Starting today, new rules require owners of yellow cab to switch to the Nissan NV-200 minivans when they retire their current cars. NY1's Michael Herzenberg filed this report.

The so-called taxi of tomorrow is now the cab of the today. 

Starting Tuesday, new yellow cabs hitting the streets must be Nissan mini-vans manufactured according to uniform city standards.

"I think they're fine as long as they get you where you need to go safely," one New Yorker says.

Passengers we spoke with don't seem to mind the city shift to what looks like a box on wheels.

What you'll find inside: lots of leg room and space for luggage.

"More room. If you got suitcases it's easier," says one man.

Each vehicle will also have back seat airbags, air conditioning controls and sliding windows—but it's the sliding doors the drivers like.

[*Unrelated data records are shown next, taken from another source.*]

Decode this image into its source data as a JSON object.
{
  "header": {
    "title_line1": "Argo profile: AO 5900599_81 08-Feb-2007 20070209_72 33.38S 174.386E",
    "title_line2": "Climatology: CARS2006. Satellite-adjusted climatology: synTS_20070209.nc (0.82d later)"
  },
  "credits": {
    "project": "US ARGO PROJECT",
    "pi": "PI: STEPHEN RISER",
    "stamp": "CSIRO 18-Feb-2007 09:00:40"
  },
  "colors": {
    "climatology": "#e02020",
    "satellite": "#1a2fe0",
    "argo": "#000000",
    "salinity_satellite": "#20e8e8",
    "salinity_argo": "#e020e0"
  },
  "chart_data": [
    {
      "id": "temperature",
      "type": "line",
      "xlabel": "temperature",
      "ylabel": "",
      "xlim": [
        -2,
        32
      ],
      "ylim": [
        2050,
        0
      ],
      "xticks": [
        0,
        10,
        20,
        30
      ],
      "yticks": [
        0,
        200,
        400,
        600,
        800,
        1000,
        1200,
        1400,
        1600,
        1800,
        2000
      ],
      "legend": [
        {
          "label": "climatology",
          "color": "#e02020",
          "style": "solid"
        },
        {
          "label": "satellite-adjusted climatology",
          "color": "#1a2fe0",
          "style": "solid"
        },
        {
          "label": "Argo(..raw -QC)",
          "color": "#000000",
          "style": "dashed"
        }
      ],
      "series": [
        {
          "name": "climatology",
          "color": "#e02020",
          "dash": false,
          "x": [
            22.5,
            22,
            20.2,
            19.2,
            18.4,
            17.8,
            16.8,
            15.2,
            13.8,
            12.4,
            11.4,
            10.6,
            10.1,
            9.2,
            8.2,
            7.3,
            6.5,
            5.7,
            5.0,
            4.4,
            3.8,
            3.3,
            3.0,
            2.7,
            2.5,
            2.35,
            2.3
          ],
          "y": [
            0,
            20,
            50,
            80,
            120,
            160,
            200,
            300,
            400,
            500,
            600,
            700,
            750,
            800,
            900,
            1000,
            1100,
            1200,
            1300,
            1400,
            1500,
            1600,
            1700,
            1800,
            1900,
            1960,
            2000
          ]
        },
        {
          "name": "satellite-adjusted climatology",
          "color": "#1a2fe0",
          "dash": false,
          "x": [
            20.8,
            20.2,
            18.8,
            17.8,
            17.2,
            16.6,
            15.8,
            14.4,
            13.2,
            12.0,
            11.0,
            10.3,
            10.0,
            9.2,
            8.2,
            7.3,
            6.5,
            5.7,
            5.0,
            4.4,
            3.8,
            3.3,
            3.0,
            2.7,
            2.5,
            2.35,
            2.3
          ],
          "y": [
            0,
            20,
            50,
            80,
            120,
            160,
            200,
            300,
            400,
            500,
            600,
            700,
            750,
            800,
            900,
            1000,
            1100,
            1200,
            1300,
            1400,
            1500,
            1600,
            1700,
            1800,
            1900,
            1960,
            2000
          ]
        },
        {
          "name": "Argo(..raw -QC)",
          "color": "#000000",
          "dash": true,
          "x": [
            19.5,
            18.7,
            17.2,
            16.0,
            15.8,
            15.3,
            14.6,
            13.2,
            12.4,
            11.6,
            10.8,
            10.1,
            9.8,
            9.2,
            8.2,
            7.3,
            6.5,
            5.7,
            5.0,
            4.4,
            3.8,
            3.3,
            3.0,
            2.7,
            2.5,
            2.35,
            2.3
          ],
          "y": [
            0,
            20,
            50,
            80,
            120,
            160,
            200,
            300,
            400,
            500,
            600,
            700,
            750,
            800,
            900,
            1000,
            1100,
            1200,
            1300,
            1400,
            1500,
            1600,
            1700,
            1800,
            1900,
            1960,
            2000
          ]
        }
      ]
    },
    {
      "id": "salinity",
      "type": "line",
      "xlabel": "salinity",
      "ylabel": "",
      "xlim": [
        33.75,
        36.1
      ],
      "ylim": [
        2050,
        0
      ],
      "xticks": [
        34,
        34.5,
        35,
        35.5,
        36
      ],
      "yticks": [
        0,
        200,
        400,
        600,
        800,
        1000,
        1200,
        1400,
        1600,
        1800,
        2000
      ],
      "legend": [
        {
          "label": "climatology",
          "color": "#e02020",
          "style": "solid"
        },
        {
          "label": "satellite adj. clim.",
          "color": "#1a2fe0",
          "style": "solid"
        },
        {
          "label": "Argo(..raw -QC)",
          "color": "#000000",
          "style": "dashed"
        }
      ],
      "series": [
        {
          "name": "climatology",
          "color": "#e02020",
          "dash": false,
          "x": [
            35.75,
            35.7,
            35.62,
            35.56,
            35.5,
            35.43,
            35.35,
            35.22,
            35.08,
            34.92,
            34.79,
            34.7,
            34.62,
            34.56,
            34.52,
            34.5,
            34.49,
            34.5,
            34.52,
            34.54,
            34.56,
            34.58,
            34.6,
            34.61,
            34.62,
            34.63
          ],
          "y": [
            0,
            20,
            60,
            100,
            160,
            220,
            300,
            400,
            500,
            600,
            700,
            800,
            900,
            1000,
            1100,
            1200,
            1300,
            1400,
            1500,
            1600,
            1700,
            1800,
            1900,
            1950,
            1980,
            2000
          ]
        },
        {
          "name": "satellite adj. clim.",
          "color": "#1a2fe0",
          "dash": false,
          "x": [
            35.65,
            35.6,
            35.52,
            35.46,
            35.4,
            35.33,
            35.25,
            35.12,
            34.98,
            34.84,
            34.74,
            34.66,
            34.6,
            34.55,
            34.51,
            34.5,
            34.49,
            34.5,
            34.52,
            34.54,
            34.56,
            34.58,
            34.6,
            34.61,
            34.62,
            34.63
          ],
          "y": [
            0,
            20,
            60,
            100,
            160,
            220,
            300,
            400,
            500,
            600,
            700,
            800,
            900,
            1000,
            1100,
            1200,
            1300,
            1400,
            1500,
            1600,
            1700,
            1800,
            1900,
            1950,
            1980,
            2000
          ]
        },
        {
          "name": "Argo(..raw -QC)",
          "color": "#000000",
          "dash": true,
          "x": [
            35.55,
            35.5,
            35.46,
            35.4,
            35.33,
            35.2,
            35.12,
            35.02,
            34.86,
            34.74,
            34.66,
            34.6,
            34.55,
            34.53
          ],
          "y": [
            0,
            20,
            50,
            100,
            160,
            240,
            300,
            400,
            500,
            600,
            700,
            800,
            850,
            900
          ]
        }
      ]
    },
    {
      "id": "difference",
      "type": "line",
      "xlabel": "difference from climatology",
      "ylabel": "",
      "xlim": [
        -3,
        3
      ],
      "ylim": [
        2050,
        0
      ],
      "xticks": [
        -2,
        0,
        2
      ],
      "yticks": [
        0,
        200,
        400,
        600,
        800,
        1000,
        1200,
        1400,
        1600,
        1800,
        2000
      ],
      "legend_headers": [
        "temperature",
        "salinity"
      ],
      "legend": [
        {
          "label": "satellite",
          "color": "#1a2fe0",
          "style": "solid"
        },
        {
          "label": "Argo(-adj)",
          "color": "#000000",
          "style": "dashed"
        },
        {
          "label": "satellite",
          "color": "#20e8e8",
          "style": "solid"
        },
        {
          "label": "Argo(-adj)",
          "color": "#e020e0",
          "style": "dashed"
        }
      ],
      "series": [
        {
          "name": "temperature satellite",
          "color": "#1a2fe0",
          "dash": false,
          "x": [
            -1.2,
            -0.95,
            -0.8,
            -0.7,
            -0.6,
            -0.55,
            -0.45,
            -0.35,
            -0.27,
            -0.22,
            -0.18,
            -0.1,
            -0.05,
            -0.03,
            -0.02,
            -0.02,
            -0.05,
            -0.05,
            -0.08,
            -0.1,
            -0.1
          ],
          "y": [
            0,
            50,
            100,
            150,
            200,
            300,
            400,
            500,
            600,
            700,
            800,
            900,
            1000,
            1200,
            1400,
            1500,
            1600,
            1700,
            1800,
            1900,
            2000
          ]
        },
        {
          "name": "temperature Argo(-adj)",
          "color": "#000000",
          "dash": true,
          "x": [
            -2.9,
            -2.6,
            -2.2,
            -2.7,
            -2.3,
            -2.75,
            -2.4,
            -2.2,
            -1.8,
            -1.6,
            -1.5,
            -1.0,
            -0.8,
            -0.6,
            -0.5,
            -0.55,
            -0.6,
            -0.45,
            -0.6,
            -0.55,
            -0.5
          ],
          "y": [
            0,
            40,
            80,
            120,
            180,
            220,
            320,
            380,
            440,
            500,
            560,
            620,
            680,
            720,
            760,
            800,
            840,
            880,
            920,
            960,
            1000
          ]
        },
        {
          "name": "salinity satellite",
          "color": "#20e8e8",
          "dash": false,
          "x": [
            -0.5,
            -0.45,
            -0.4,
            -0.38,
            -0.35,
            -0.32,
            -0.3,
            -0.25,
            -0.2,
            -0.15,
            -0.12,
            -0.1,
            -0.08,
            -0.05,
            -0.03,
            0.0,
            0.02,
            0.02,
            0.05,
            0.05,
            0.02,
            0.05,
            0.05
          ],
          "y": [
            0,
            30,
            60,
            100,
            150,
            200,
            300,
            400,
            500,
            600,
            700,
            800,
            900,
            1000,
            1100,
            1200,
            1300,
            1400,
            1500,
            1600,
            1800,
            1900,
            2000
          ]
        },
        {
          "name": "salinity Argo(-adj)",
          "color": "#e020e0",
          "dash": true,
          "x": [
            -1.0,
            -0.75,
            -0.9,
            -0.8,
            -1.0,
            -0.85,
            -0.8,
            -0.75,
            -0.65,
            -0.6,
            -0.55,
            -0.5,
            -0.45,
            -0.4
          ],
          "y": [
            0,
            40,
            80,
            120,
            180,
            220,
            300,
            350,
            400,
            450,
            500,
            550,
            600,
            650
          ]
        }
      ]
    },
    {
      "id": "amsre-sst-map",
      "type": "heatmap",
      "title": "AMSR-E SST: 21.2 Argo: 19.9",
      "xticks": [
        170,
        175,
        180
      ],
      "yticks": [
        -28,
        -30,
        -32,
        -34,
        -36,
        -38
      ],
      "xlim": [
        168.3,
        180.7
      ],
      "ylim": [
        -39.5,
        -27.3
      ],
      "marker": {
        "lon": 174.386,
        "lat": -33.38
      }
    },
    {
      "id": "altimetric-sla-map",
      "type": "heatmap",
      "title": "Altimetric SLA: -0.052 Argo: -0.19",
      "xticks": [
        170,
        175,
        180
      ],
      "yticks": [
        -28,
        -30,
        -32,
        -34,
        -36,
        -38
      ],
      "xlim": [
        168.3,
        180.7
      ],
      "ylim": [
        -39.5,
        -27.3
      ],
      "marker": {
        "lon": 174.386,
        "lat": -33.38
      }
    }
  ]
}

"I have a whole bunch of bicycle bumping into my door everyday. That problem won't be happening on the sliding door," one driver says.

More than 750 mini-vans are already on the road. Thousands will be added each year at a cost of about $30,000 each. 

Herzenberg: "What do you think of it?"

Driver: "I like it it's good."

The taxi of tomorrow was a pet project of Mayor Michael Bloomberg. The Taxi and Limousine Commission awarded the bid to Nissan valued at a billion dollars—but there was a bitter fight.

Evironmentalists tried to put the brakes on it, demanding more hybrids that use electricity.

Disability advocates complained that the new cabs would have to be converted to acommodate wheelchairs.

"And we want this issue looked at—is this the safest, best vehicle?" says one advocate.

The city eventually won in court.

Cab owners have the option of choosing models that are hybrids or wheelchair accessible.

Some critics say the Taxi of tomorrow might soon become the cab of yesterday because of the rapid changes forced on the industry by app-hailing services like Uber.